Why can't you build a xor linked list in python 3?

Question

I wanted to implement a xor linked list in python and I searched for it to try understand it better but the only thing related to python that I found was this stackoverflow post How to implement an XOR Linked List in Python? that says that it's impossible to implement a xor linked list in python. It said there that you can't mess with bits and pointers. I think that we can actually 'mess with bits', using bitwise operators ( for xor we would have ^ ) and what does it mean by pointers ? We can create a node class with a pointer property like we would do in a singly linked list :

class Node(object):
    def __init__(self, data):
        self.data = data
        self.next = None

And that would be our node with the 'pointer' -> .next. So, the question is, why can't we implement a XOR linked list in python and if we can, how ?

Answer 1

I could successfully implement an XOR linked list. Notice that in order to set a Node's neighbors, you have to pass both the neighbors. If you don't do that, it is not possible to calculate the address using XOR operation (address_store = prev_address ^ curr_address).

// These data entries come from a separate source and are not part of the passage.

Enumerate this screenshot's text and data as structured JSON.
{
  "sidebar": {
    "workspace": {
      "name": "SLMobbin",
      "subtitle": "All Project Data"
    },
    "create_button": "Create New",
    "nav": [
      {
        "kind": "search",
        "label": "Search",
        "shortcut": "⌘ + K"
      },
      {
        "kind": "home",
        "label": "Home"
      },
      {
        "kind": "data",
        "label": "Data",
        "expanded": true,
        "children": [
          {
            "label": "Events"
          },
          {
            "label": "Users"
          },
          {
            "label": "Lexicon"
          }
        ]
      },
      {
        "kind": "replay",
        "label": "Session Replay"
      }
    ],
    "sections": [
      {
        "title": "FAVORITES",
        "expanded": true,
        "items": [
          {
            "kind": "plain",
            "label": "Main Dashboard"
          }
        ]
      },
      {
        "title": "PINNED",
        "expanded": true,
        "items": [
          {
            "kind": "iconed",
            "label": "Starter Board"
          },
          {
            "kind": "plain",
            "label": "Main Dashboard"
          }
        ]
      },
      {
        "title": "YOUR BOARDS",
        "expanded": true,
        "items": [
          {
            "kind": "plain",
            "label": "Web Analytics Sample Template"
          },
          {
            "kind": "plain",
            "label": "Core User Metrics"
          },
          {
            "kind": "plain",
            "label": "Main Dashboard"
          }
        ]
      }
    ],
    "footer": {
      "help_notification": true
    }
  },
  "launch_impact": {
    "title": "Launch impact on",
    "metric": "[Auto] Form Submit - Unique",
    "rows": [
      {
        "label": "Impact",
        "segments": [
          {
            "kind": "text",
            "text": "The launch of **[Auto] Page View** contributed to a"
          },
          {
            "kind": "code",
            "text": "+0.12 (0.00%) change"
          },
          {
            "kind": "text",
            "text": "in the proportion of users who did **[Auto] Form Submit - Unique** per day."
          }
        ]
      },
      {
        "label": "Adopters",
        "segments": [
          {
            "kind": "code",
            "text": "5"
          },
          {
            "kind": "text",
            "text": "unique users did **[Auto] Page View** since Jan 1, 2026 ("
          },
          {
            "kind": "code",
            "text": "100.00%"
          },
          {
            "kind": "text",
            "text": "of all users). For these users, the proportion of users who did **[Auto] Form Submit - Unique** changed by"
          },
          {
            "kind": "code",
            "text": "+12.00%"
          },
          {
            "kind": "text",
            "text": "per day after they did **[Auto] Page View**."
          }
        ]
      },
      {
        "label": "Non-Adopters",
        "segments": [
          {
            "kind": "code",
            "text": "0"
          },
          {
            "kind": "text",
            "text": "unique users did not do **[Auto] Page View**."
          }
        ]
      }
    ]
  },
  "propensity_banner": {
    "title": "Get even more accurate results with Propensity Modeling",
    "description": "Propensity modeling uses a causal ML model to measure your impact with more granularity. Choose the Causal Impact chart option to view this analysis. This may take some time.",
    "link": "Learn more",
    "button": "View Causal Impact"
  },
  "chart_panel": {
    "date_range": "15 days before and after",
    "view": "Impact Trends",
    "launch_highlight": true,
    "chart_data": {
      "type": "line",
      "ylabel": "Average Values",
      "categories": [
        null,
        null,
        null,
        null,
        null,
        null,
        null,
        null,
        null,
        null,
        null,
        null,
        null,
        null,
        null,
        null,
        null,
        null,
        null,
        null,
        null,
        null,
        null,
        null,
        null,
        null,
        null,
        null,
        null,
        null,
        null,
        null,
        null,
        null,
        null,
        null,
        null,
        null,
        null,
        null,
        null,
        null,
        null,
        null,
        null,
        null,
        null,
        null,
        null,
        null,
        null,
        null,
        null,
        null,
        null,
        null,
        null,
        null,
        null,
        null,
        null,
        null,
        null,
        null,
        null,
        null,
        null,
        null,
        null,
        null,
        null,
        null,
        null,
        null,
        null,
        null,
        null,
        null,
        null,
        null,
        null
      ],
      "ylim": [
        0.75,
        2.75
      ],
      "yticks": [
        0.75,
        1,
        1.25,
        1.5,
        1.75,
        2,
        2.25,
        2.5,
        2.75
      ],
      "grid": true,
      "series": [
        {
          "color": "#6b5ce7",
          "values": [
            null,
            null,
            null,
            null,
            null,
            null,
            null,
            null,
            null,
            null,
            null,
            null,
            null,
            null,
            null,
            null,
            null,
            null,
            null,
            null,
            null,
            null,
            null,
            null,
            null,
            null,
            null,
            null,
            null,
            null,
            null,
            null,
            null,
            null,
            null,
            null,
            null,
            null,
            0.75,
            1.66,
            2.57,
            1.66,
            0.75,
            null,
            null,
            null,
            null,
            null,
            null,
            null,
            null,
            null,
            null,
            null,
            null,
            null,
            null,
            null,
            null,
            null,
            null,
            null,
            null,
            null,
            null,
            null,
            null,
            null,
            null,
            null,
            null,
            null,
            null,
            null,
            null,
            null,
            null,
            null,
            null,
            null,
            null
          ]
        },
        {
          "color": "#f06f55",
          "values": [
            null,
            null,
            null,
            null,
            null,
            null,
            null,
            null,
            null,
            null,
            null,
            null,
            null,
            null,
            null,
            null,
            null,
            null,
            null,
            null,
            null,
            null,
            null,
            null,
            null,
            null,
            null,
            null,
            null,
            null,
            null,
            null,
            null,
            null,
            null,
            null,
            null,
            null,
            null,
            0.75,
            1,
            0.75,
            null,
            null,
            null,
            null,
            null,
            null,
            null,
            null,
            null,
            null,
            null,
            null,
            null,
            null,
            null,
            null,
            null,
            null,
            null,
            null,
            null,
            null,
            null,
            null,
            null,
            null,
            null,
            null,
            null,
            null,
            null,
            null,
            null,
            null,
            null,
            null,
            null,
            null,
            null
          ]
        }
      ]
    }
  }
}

get_by_address(address) function will get you an object with a given id at runtime, and Node.get_address(node) will get you a Node's id. Clearly, it is possible to dereference an object in Python and also get its reference!

def get_by_address(address, global_vars):
    if address == 0:
        return None

    return [x for x in global_vars.values() if id(x) == address][0]

class Node(object):
    def __init__(self, data):
        self.data = data
        self.address_store = None

    def get_address(self):
        return id(self)

    def set_neighbors(self, prev_node=None, next_node=None):
        local_address = self.get_address()

        if prev_node == None:
            prev_address = 0
        else:
            prev_address = prev_node.get_address()

        if next_node == None:
            next_address = 0
        else:
            next_address = next_node.get_address()

        self.address_store = prev_address ^ next_address

    def get_next(self, prev_node, global_vars):
        if self.address_store == None:
            raise Exception('set_neighbors not called yet, no next node!')

        if prev_node == None:
            prev_address = 0
        else:
            prev_address = prev_node.get_address()

        next_address = self.address_store ^ prev_address

        return get_by_address(address=next_address, global_vars=global_vars)

    def get_prev(self, next_node, global_vars):
        if self.address_store == None:
            raise Exception('set_neighbors not called yet, no next node!')

        if next_node == None:
            next_address = 0
        else:
            next_address = next_node.get_address()

        prev_address = self.address_store ^ next_address

        return get_by_address(prev_address, global_vars=global_vars)

node1 = Node(data=1)
node2 = Node(data=2)
node3 = Node(data=3)

node1.set_neighbors(prev_node=None, next_node=node2)
node2.set_neighbors(prev_node=node1, next_node=node3)
node3.set_neighbors(prev_node=node2, next_node=None)

curr_node = node1
prev_node = None

print('Traversing forwards:')

print(str(None), '<->', end=' ')

while curr_node != None:
    print(curr_node.data, '<->', end=' '),

    prev_node_temp = curr_node
    curr_node = curr_node.get_next(prev_node=prev_node, global_vars=globals())
    prev_node = prev_node_temp

print(str(None))

curr_node = node3
prev_node = None

print('Traversing backwards:')

print(str(None), '<->', end=' ')

while curr_node != None:
    print(curr_node.data, '<->', end=' '),

    prev_node_temp = curr_node
    curr_node = curr_node.get_next(prev_node=prev_node, global_vars=globals())
    prev_node = prev_node_temp

print(str(None))

Output:

Traversing forwards:
None <-> 1 <-> 2 <-> 3 <-> None
Traversing backwards:
None <-> 3 <-> 2 <-> 1 <-> None

Answer 2

An xor linked list stores the xor of two addresses to save on storage space. This can be useful in low-level languages that manipulate memory addresses directly. In Python not so much, because in Python you're not handling memory directly.

Python names (variables) are references to objects that is managed by the Python runtime. But that reference isn't a memory address.

In CPython you can more or less get the address of an object by using the id() function, but this is an implementation detail of CPython, not a property of the language. Additionally, Python objects are a lot larger than you think they are. In C-like languages, an integer is usually 4 bytes.

Python provides the array for "efficient arrays of numeric values. Let's create an array of 4-byte integers;

In [5]: import array

In [6]: a = array.array('l', range(10))
Out[6]: array('l', [0, 1, 2, 3, 4, 5, 6, 7, 8, 9])

Let's check out the differences between the addresses of the first and second item in the array:

In [7]: id(a[1]) - id(a[0])
Out[7]: 32

So on my machine, the size of a 4-byte integer as a CPython object is actually 32 bytes. This is basically because the Python runtime has to do a lot of work behind the scenes to manage the memory for you.